The mustang is a horse strongly associated with the concept of freedom. It has become a myth very closely linked to America. If you are ready for the trip, follow us to discover this exceptional horse.

Where does the name of the mustang come from?

The name of the mustang comes from the Spanish-Mexican word mestengo, derived from spanish mesteño that some translate as “wandering”, others “untamed”, and still others “without master”. These qualifiers are like 3 ways of considering the mustang, a wild horse evolving in free herds, without an owner.

Closely linked to the history of America, the mustang does not however originate in the strict sense of the term. The horse has indeed been reintroduced during European exploration trips. In 1492, when Christopher Columbus arrived in America, he did not meet any horse because these animals had disappeared from the continent for several thousand years, and this even though North America was the cradle of the prehistoric ancestors of the horse. It would be during his second expedition that the explorer was entrusted with horses by the King of Spain and introduced them to the continent. The breeding of horses in this point of the globe spread over the following centuries.

If the story ends there, it does not reveal all the secrets of the mustang. Because, we are still at the stage of the domestic horse. In this case, where would the fact that the Mustang is a “masterless” horse come from?

The mustang is a maroon illustration

The mustang is the result of the adaptation of horses returned to the wild. Marronnage or feralization is the term for the evolution of domestic animals into the wild. The horses escaped or were released into the wild because they were sick and their owners no longer wanted to take care of them. The horse being a deeply gregarious animal, these horses in freedom eventually find themselves and constitute wild herds evolving in the American Great Plains. Their survival is facilitated by the fact that they encounter very few predators. The puma is arguably its worst enemy.

This adaptation to wild life gave birth to a kind of horse whose morphology varies enormously, the height at the withers being between 1.32 m and 1.50 m. It is not characterized by any particular dress because the man did not do any selection work. On the contrary, the latter could only note that the return to nature had favored the development of very hardy and extremely frugal horses.

So, when the horse grows in importance, in a context of conquest of the West, they are captured to be eaten or to be put to work. It is estimated that the number of horses living in freedom was 2 million. But man also voluntarily injects well-chosen domestic horses into the wild herds to improve the population and then capture the beautiful specimens resulting from these crosses.

Description of the mustang

Breeding is a delicate job because man must select certain individuals for reproduction, while avoiding the devastating effects of inbreeding. In contrast, the return to nature and the free life of the horse, far from any human intervention, has given birth to one of the strongest wild horses in the world. The natural organization of mustang herds limits the risks of consanguinity: a stallion protects one to twelve mares, their foals of the year and the young males and females of previous years, the young, both males and females, being excluded towards the age of 3 years or the first heat.
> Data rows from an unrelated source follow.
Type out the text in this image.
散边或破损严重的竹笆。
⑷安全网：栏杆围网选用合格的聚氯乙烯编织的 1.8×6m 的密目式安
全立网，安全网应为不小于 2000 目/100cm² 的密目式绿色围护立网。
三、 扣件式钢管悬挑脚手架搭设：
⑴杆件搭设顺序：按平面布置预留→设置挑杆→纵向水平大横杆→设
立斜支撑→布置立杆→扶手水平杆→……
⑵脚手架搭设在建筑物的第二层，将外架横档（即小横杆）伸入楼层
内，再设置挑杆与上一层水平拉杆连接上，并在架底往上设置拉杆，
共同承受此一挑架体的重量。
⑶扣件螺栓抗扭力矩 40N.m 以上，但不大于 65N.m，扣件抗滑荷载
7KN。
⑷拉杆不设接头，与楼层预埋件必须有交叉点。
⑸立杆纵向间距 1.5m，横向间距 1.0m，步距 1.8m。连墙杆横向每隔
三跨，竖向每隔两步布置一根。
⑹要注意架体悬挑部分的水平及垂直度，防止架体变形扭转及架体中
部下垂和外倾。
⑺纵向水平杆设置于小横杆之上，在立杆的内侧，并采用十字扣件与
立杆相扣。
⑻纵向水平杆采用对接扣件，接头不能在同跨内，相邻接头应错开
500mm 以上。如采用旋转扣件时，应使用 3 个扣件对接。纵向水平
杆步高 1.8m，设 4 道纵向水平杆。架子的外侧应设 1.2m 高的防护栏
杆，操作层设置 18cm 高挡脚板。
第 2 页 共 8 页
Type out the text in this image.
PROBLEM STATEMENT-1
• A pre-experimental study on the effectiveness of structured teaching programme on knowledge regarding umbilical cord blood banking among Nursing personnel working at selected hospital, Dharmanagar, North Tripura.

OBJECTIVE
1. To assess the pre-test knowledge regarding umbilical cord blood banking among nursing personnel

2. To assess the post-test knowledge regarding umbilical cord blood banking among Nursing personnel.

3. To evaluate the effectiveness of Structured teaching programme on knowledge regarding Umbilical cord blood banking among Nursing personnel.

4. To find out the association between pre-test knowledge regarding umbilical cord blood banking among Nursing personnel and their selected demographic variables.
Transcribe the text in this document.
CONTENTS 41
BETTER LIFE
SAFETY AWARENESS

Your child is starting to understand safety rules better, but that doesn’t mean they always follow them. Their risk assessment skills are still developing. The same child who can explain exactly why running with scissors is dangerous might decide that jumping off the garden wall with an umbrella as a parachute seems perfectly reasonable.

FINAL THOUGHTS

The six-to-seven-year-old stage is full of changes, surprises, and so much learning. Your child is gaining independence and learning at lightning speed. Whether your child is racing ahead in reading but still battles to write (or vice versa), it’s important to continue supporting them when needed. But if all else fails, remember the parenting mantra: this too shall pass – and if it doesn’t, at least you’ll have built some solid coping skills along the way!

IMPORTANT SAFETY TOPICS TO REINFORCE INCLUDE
Stocky, this horse has a low, sloping rump. Its frame is solid and its hooves very hard, to the point that the irons are unnecessary. It is a rustic horse that shows agility and speed. This robustness has enabled it to adapt to Canadian territories, where climatic conditions are severe and where predators are more numerous. And these characteristics have also led to the use of the name Mustang to promote products such as the Ford Mustang automobile or the P-51 Mustang fighter plane.

The sturdiness of the mustang also comes from its digestive system, common to all horses, which allows it to efficiently extract nutrients from a small amount of food.

Today the presence of this wild horse is controversial: some see mustangs as an almost invasive species with a negative impact on the environment, harming cattle and other wild species. Their defenders are based on history and highlight the anteriority of the presence of horses over that of Europeans.

However, research has shown that mustangs occupy areas of little use to humans and livestock. Most of the mustang herds live in arid areas where livestock cannot venture out due to a lack of water source.

The mustang is a symbol

In the United States, since 1971, it is forbidden to kill or poison mustangs under penalty of prosecution. Depending on the areas and the number of horses / number of predators ratio, mustang populations may not be in balance and grow excessively. Population control is therefore necessary.

When it becomes necessary to intervene, the Americans have developed an amazing technique that involves training a horse to bring a targeted herd into a fenced area. The goal is to take samples from the wild without necessarily killing the animals. The captured horses are therefore donated, along with a small amount of incentive money (around one hundred euros) to owners who attest to their ability to take care of them. But their growing number sometimes requires the use of slaughter.

In the collective imagination, the mustang is the mount of American Natives. In fact, in the Nemaiah Valley in British Columbia, wild horses benefit from the efforts of the Xeni Gwet’in Indians for the preservation of their territory and their heritage, including mustangs.

This horse ultimately turns out to be a symbol with very romantic dimensions: a poetic interpretation presents the animal as the one who refused civilization. He has become the archetype of the indomitable horse, when in fact it is a very easy horse to train!